O governo federal oficializou nesta sexta-feira (8) a renovação antecipada dos contratos de concessão de 14 distribuidoras de energia elétrica em diferentes regiões do país. A medida, anunciada pelo Ministério de Minas e Energia durante cerimônia com a presença do presidente Luiz Inácio Lula da Silva, prevê cerca de R$ 130 bilhões em investimentos até 2030 para modernização e ampliação da infraestrutura elétrica brasileira.
Segundo o governo, os recursos devem alcançar 13 estados e beneficiar aproximadamente 41,8 milhões de unidades consumidoras. O pacote inclui obras de expansão da rede, construção de subestações e reforço na capacidade operacional das distribuidoras.
Apesar da renovação envolvendo diversas concessionárias, a Enel Brasil não foi incluída entre as empresas contempladas pelo novo ciclo de contratos.
A exclusão ocorre em meio ao processo conduzido pela Agência Nacional de Energia Elétrica (Aneel), que avalia possíveis falhas na prestação de serviços da companhia em São Paulo.

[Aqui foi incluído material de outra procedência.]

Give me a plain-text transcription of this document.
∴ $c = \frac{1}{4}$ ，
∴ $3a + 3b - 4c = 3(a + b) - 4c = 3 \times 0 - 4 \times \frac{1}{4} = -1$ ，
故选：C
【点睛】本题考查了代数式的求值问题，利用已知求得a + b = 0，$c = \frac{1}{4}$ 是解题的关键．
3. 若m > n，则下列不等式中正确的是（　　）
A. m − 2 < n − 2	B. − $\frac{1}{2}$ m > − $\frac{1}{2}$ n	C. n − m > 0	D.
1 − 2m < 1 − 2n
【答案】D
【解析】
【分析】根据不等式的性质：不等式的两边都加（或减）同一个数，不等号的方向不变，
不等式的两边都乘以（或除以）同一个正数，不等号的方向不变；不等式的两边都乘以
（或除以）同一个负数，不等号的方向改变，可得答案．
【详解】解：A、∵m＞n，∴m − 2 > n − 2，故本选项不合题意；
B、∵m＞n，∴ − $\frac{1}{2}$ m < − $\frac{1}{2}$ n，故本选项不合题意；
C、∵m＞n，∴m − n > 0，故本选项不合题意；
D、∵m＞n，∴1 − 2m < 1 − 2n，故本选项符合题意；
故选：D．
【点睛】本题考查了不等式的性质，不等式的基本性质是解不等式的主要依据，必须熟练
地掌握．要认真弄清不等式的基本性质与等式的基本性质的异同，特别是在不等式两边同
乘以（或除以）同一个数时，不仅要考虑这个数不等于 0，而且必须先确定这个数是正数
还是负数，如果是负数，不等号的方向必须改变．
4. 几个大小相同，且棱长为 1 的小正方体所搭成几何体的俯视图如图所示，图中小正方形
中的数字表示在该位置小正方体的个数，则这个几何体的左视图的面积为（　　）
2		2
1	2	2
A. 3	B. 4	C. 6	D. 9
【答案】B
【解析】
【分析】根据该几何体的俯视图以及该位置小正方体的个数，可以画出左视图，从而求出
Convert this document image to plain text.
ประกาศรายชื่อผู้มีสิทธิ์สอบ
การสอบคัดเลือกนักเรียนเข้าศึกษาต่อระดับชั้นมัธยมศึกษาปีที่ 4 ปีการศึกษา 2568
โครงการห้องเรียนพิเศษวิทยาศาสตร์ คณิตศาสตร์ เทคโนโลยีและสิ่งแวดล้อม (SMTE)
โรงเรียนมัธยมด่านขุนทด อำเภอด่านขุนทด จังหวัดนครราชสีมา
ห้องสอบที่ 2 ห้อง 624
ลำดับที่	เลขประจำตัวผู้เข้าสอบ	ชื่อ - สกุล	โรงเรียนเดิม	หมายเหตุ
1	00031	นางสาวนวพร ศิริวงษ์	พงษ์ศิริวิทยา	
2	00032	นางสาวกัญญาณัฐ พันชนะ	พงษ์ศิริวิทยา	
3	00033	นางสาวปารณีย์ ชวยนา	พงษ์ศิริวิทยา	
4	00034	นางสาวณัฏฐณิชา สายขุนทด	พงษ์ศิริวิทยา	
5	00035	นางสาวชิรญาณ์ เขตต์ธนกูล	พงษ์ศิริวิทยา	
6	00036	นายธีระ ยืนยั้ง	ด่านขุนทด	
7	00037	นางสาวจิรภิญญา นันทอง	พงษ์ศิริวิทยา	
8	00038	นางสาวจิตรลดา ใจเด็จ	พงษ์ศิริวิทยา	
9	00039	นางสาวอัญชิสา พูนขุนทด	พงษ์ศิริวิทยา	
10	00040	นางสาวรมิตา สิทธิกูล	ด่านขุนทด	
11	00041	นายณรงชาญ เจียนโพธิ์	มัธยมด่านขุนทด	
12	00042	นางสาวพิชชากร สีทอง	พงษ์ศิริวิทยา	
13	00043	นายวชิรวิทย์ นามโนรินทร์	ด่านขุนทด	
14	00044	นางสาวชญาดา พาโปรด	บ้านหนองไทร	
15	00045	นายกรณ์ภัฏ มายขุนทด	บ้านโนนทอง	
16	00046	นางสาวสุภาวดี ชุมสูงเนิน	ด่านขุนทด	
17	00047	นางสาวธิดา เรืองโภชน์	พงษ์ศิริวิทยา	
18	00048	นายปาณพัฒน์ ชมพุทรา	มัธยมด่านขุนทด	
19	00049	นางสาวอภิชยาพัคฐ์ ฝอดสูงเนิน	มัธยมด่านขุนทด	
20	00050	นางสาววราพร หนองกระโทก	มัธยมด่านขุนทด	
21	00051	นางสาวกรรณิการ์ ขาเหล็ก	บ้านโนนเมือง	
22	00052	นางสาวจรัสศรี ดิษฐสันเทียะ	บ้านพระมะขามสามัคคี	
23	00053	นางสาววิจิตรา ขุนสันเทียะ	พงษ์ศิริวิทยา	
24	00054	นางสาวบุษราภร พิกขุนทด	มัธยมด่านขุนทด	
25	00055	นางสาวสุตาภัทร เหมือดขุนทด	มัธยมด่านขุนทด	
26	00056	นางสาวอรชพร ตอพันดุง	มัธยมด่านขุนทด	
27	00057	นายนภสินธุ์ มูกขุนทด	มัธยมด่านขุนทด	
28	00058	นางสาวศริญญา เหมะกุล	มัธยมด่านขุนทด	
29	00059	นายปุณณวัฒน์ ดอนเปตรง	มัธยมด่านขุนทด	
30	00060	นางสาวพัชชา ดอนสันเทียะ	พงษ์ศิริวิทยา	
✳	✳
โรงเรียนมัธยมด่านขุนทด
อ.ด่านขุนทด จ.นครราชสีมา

O órgão pode recomendar a caducidade da concessão após sucessivos episódios de interrupções no fornecimento de energia registrados principalmente desde 2023, durante eventos climáticos extremos.
Nos bastidores do setor elétrico, a decisão é vista como uma resposta ao aumento das reclamações de consumidores e à pressão política por melhorias na qualidade do serviço prestado.
Os novos contratos trazem mudanças consideradas mais rígidas para as concessionárias de energia. Entre os principais pontos estão mecanismos mais objetivos para eventual cassação das concessões e a exigência anual de comprovação da saúde financeira das empresas.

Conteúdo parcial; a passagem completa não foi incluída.